On this Good Friday, let's remember the Leipzig Thomaskantor Georg Christoph Biller, who died of an unspecified (so far as I know) neurodegenerative disease at the beginning of this year after a long and distinguished career in service of Bach, music, St. Thomas's church, and his students. This comes from 2013, by 2015 he was forced to resign and from 2019 had to spend the rest of his life in a wheelchair, though the disease seemed to spare his mental faculties.
There is another H-moll Messe on youtube from them in 2000. Orchestrally, the other is more distinguished - in 2000, Biller had the Leipzig Gewandhaus, and there is nothing any period ensemble can do to match that level of dedication and uniqueness. But chorally, though, this is more distinguished than nearly any performance ever set down. The vocal clarity, precision, diction, and intonation of every line is just about absolute.

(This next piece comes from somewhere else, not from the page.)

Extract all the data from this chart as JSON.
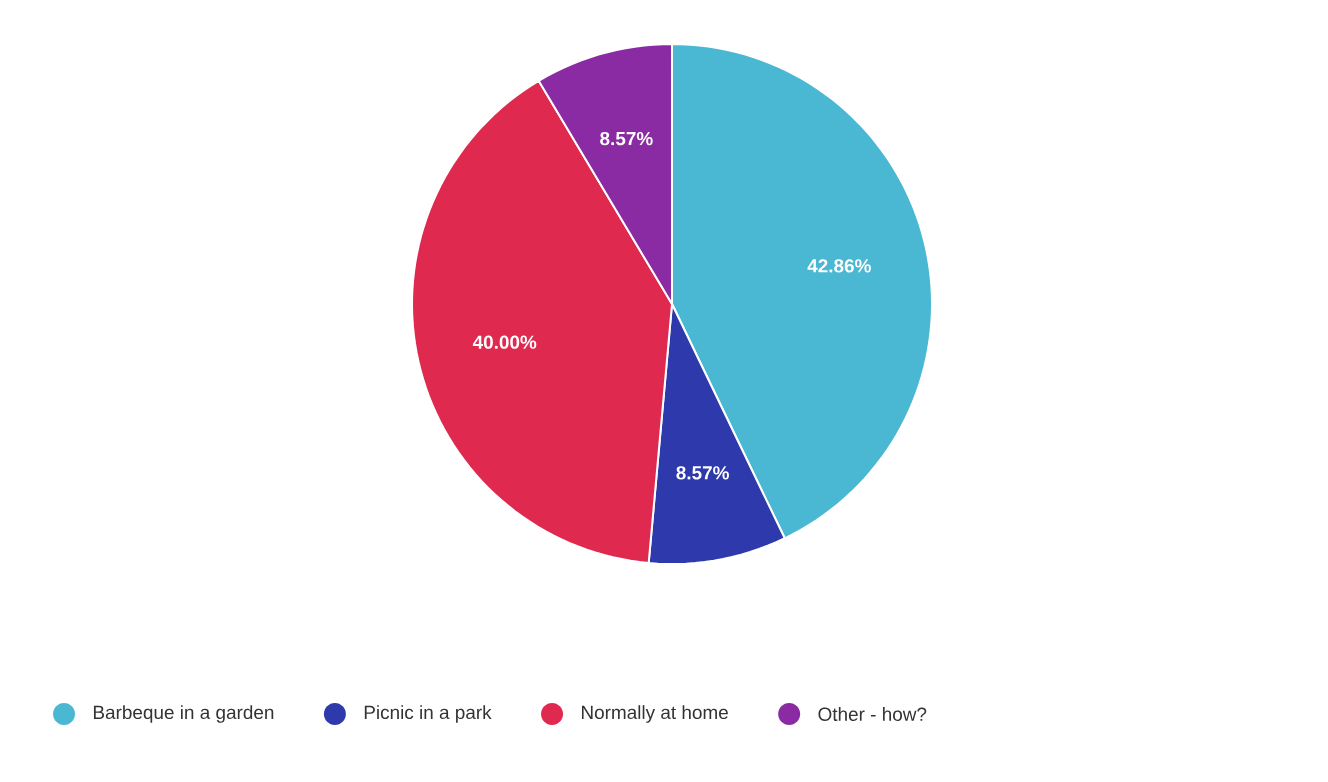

One could doubtless ask for more phrasing and contrast, but that is not perhaps the proper approach with such young musicians who can express with naturalness that no adult can ever recapture. So with near-ideal tempi (for me at least), Biller creates an experience that balances the spiritual, human, and formal, in a way puts us closer to the spirit of Bach than nearly any other conductor has.
The sound of the Thomanerchor is a thing of wonder, and one realizes instantly, this is the timbre for which Bach wrote his endless stream of polyphonic melismas - it is meant for young people with no limitations in their stamina, intonation, or air supply. The secure vocal technique of young people is inherent in their physiognamy, and no amount of professional technique can replace this artless naturalness.
So there is something about the Thomanerchor that simply sounds right - whether it's in period circumstances like now or back in the days of Ramin or Mauersberger. I have no idea if this is anything like the sound Bach meant, but there is something that fits Bach's music as uniquely as any amount of period instruments or techniques.